Quasi le tre di notte prima di un’intensa
giornata ed ancora una valigia esplosa sul pavimento. Quasi come i miei
pensieri. Il caldo addosso che si appiccica, come quella stanchezza che mi
vorrebbe far crollare sul letto e al contempo mi tiene lontana dal sonno, per
chiudere i conti nella mia testa e gli obiettivi nella nottata. E in tutto
questo viaggia troppo veloce, la mia mente, la mia voglia di sfondare il mondo:
sentendo tutto il peso della zavorra del passato che, ogni tanto, ripassa da
qui. Alle volte sono sorrisi, altre volte mezze lacrime e a volte, come
stasera, non si sa. Non si sa se voler provare amore, odio, rimpianto,
tenerezza o rassegnazione. Una cosa è certa: è stato ed ha lasciato un segno.

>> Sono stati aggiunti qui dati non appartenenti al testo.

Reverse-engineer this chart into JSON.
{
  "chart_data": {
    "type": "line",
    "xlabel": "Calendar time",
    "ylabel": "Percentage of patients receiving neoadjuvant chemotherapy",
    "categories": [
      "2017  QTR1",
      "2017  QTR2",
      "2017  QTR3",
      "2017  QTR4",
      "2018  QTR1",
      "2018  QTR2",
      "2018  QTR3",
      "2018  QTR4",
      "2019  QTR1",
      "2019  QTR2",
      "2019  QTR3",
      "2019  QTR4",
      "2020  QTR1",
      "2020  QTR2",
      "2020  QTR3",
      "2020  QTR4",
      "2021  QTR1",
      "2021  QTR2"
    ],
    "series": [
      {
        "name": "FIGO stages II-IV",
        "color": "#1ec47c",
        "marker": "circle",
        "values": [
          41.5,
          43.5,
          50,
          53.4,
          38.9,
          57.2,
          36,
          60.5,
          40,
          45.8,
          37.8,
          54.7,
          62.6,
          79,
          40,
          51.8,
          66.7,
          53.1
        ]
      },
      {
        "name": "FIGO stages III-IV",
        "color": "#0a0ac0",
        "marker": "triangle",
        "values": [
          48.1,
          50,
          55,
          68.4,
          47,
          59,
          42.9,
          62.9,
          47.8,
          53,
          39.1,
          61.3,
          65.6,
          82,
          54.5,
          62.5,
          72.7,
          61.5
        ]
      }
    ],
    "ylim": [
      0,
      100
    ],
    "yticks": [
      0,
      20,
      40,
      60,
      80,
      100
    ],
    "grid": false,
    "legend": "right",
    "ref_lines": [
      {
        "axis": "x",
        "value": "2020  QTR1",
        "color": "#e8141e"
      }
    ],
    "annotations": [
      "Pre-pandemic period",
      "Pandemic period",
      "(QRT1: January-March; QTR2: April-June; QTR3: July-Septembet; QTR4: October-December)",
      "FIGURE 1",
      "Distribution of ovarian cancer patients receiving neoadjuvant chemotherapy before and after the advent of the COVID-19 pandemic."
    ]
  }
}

Perché se dopo un anno ripassare in certi luoghi rievoca profumi, ricordi e
sensazioni e contrazioni nella respirazione qualcosa, sì, è stato. E stasera ringrazio quasi i miei impegni e
quella buona stella che, forse, ha voluto evitarmi una manata in faccia da
mettermi al suolo, lasciandomi ancora “quell’onda di sangue alla testa” da farmi
ricordare quanto siano i dettagli a cambiare i ricordi. E tra un costume ed uno
spazzolino, tra l’agenda ed il caricatore penso quasi che, a volte, la migliore
opportunità è quella che non si coglie, il miglior amore quello che non si
vive, le migliori parole quelle che non si sussurrano: e che il meglio, il
meglio della mia vita, bhè quello deve ancora venire. Allora domani riprenderà tutto come
in un loop: l’occasione, il brindisi, l’ingresso, i sorrisi, gli sguardi e quella sorta di
confidenza innata, le braccia leggermente carezzate per sbaglio, alla ricerca
di un bicchiere o per dare conforto. Ed io, io starò benissimo, perché il
copione non sarà il mio, io sarò là, verso quella parte della mia vita che deve
ancora venire: sarò in viaggio verso il mio oceanomare.